True story. My younger brother’s best friend from high school is living this horror now. By the time you read this those five days will most likely be up. This man I speak of was no slacker in life. An Aeronautical Engineer who was part of the team who created the Canadian space arm for the space shuttle, and father of two amazing children, ages 6 and 8, he strived and lived his life with purpose and determination. As I write this, my bro is flying across the country to be with his friend, and I salute him for his compassion and loyalty. Friends like him are hard to come by.
I thought about what I would do if I had only five days left. So, short of reciting Tim McGraw’s ‘Live like you were dying’ song, I want to share with you my last five days…

·         Gather the family for those five days. Laugh, talk, remember, toast (with top shelf scotch of course!), eat fattening food and decadent desserts, have campfires, tell jokes, and cry

·         Cook a turkey, ham and roast beef dinner, invite the neighbors over, and toast again

·         Sit on the dock and watch the sunset. Get up in the morning, turn the Muskoka chairs around, and watch the sunrise

·         Awake early to write as much as I can before the family stirs to push one last story out

·         Give out any advice while I can to my kids and grandkids

·         Get as many foot and back massages as humanly possible

·         Walk and play with the dog, cuddle and stroke the cat

·         Do a private reading of my book and record it for future generations, then upload it on You Tube

·         Hold Hubby close to me before we sleep

·         Steak and lobster on the BBQ with my BFFs, and yes, more toasting

·         Feel the sun on my face and the wind in my hair and the sand between my toes

·          Smell every flower, and weed the damn garden one more time

·         Take my last breath with those whom I love the most around me, and say good-bye with dignity and grace

Always remember: Life should not be lived, it should be celebrated!

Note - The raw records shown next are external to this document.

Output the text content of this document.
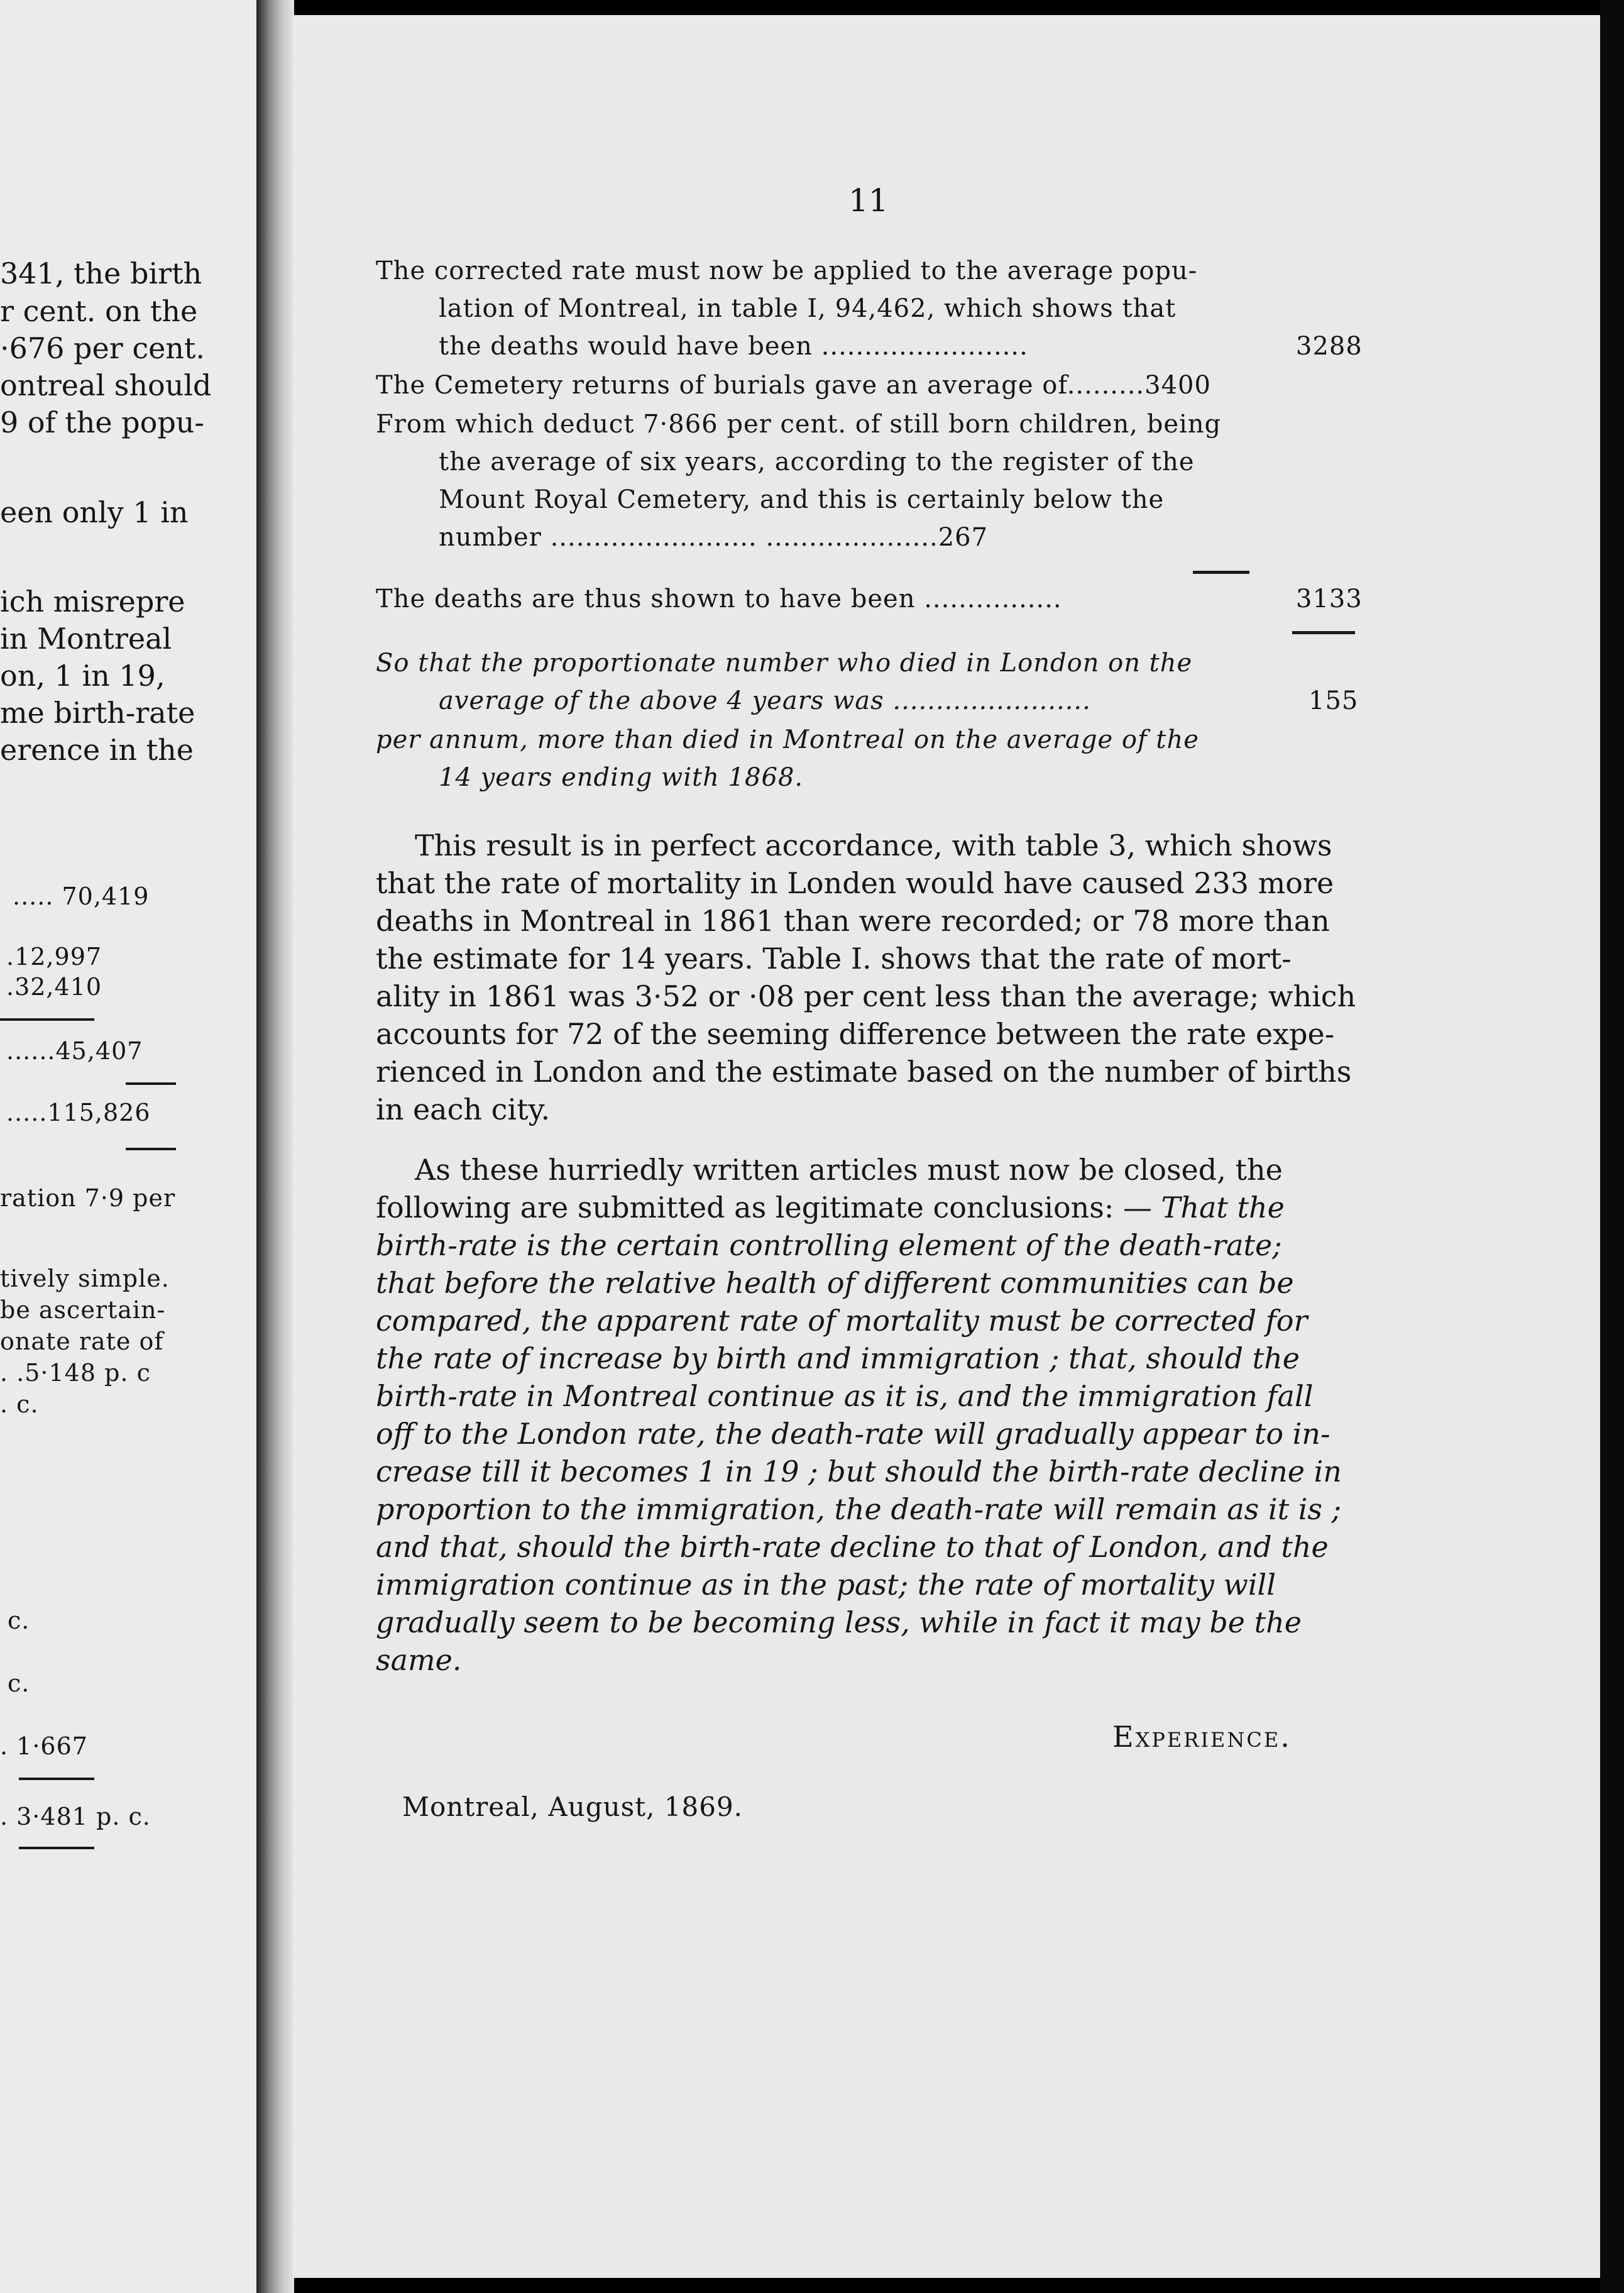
341, the birth
r cent. on the
·676 per cent.
ontreal should
9 of the popu-
een only 1 in
ich misrepre
in Montreal
on, 1 in 19,
me birth-rate
erence in the
..... 70,419
.12,997
.32,410
......45,407
.....115,826
ration 7·9 per
tively simple.
be ascertain-
onate rate of
. .5·148 p. c
. c.
c.
c.
. 1·667
. 3·481 p. c.
11
The corrected rate must now be applied to the average popu-
lation of Montreal, in table I, 94,462, which shows that
the deaths would have been ........................	3288
The Cemetery returns of burials gave an average of.........3400
From which deduct 7·866 per cent. of still born children, being
the average of six years, according to the register of the
Mount Royal Cemetery, and this is certainly below the
number ........................ ....................267
The deaths are thus shown to have been ................	3133
So that the proportionate number who died in London on the
average of the above 4 years was .......................	155
per annum, more than died in Montreal on the average of the
14 years ending with 1868.
This result is in perfect accordance, with table 3, which shows
that the rate of mortality in Londen would have caused 233 more
deaths in Montreal in 1861 than were recorded; or 78 more than
the estimate for 14 years. Table I. shows that the rate of mort-
ality in 1861 was 3·52 or ·08 per cent less than the average; which
accounts for 72 of the seeming difference between the rate expe-
rienced in London and the estimate based on the number of births
in each city.
As these hurriedly written articles must now be closed, the
following are submitted as legitimate conclusions: — That the
birth-rate is the certain controlling element of the death-rate;
that before the relative health of different communities can be
compared, the apparent rate of mortality must be corrected for
the rate of increase by birth and immigration ; that, should the
birth-rate in Montreal continue as it is, and the immigration fall
off to the London rate, the death-rate will gradually appear to in-
crease till it becomes 1 in 19 ; but should the birth-rate decline in
proportion to the immigration, the death-rate will remain as it is ;
and that, should the birth-rate decline to that of London, and the
immigration continue as in the past; the rate of mortality will
gradually seem to be becoming less, while in fact it may be the
same.
Experience.
Montreal, August, 1869.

Update: I wrote this post the end of June. Miracles do happen. My brother’s friend received a partial liver transplant from his sister. He is doing well, and getting stronger with each passing day, I’m told. His sister is doing awesome! She still has her brother, and his family still has a father and husband. You know, I don’t think even Hemmingway could have written that ending. 


  1. Oh, Sharon, you've made me all teary. I couldn't think of a better way to thoroughly live my last five days than what you suggested. Now it's time to celebrate how well your brother's friend is doing. May he have many, many years to watch the sunrises and sunsets.

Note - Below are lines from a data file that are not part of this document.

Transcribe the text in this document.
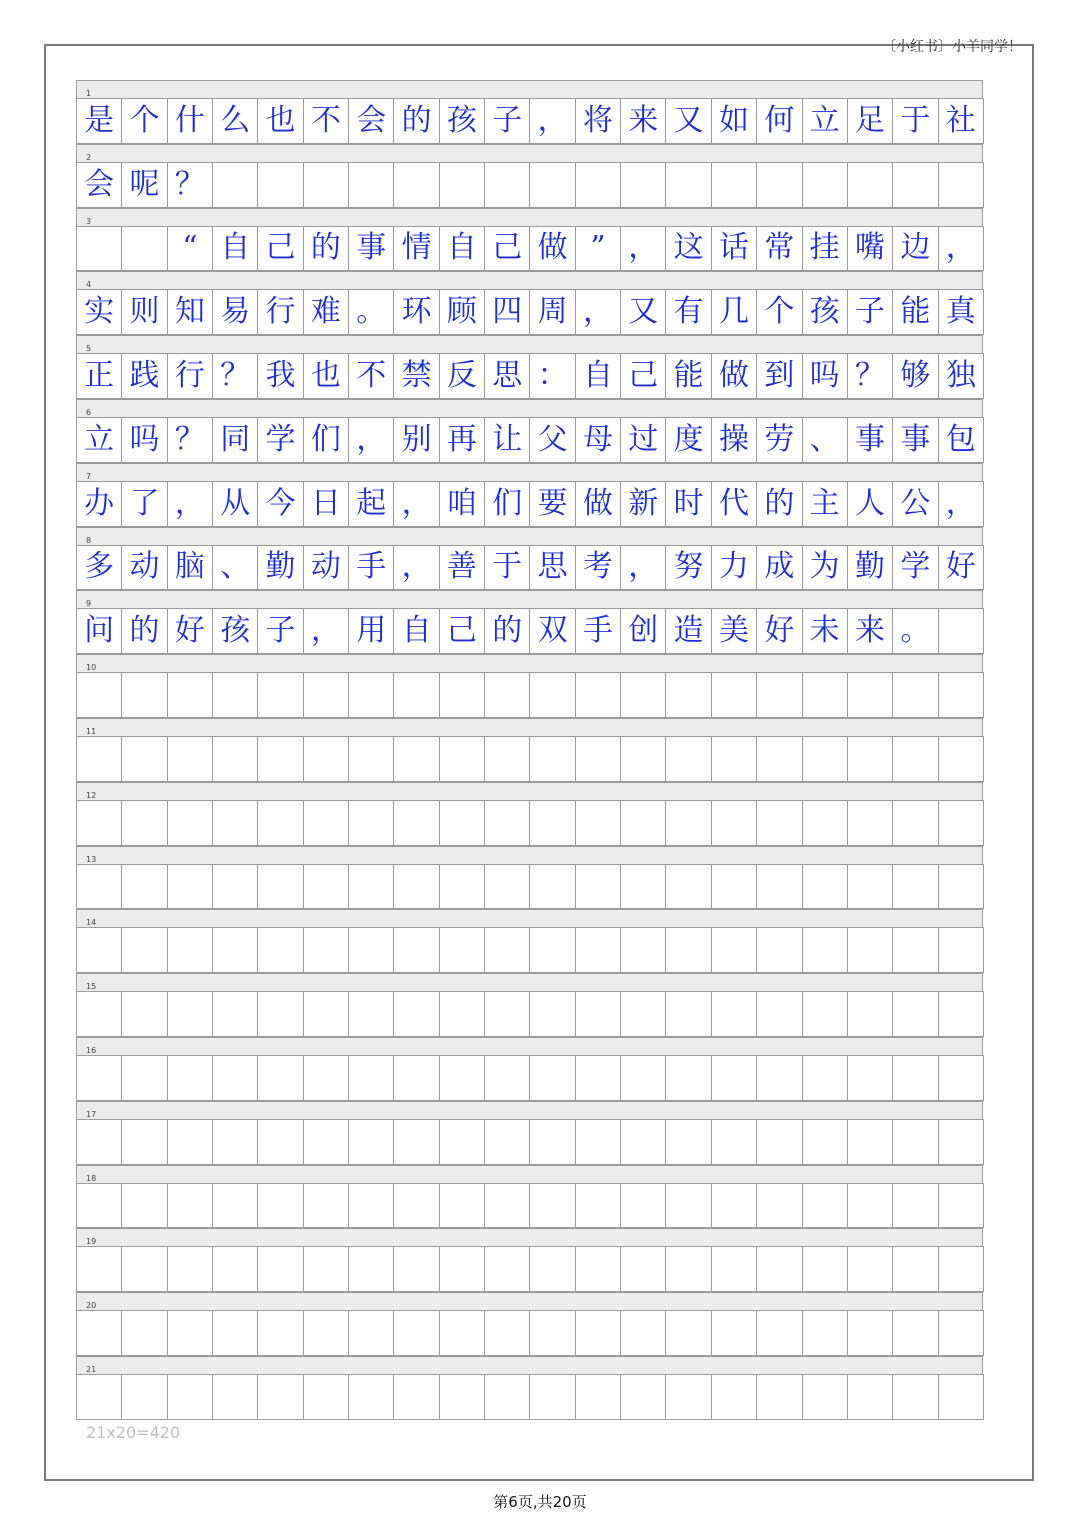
〔小红书〕小羊同学！
1
是 个 什 么 也 不 会 的 孩 子 ， 将 来 又 如 何 立 足 于 社
2
会 呢 ？
3
“ 自 己 的 事 情 自 己 做 ” ， 这 话 常 挂 嘴 边 ，
4
实 则 知 易 行 难 。 环 顾 四 周 ， 又 有 几 个 孩 子 能 真
5
正 践 行 ？ 我 也 不 禁 反 思 ： 自 己 能 做 到 吗 ？ 够 独
6
立 吗 ？ 同 学 们 ， 别 再 让 父 母 过 度 操 劳 、 事 事 包
7
办 了 ， 从 今 日 起 ， 咱 们 要 做 新 时 代 的 主 人 公 ，
8
多 动 脑 、 勤 动 手 ， 善 于 思 考 ， 努 力 成 为 勤 学 好
9
问 的 好 孩 子 ， 用 自 己 的 双 手 创 造 美 好 未 来 。
10
11
12
13
14
15
16
17
18
19
20
21
21x20=420
第6页,共20页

    1. I know, it's a different post than I normally write. The story got me thinking about life in general and how much we all sweat the small stuff. Sometimes, we just have to open our eyes and see what's really around us. Thanks for stopping by, Sloane!

  2. What a great post! So, when you're not informative, you're inspiring. I just realized that I hadn't been following you (and fixed it).

    1. You're a doll, Rhea! Thanks for taking the time to comment and follow! Cheers!

  3. You've keyed in on all the important parts of life: friends and family (including pets), sunrises and sunsets, and positive interaction that feeds the soul.
    Thrilled to hear that your brother's friend is doing well!

    1. Agreed, Amaleen - life is all about relationships - with yourself and others. Thanks for surfing by and sharing your view! Cheers, girl!

  4. I don't think I could better your list, Sharon. And great to hear some GOOD news for a change. It comes down to a life well lived, no barriers to love and experiencing the richness of simple pleasures.

    1. That's it in a nutshell, Derek. Thank you popping over to my virtual home. Cheers!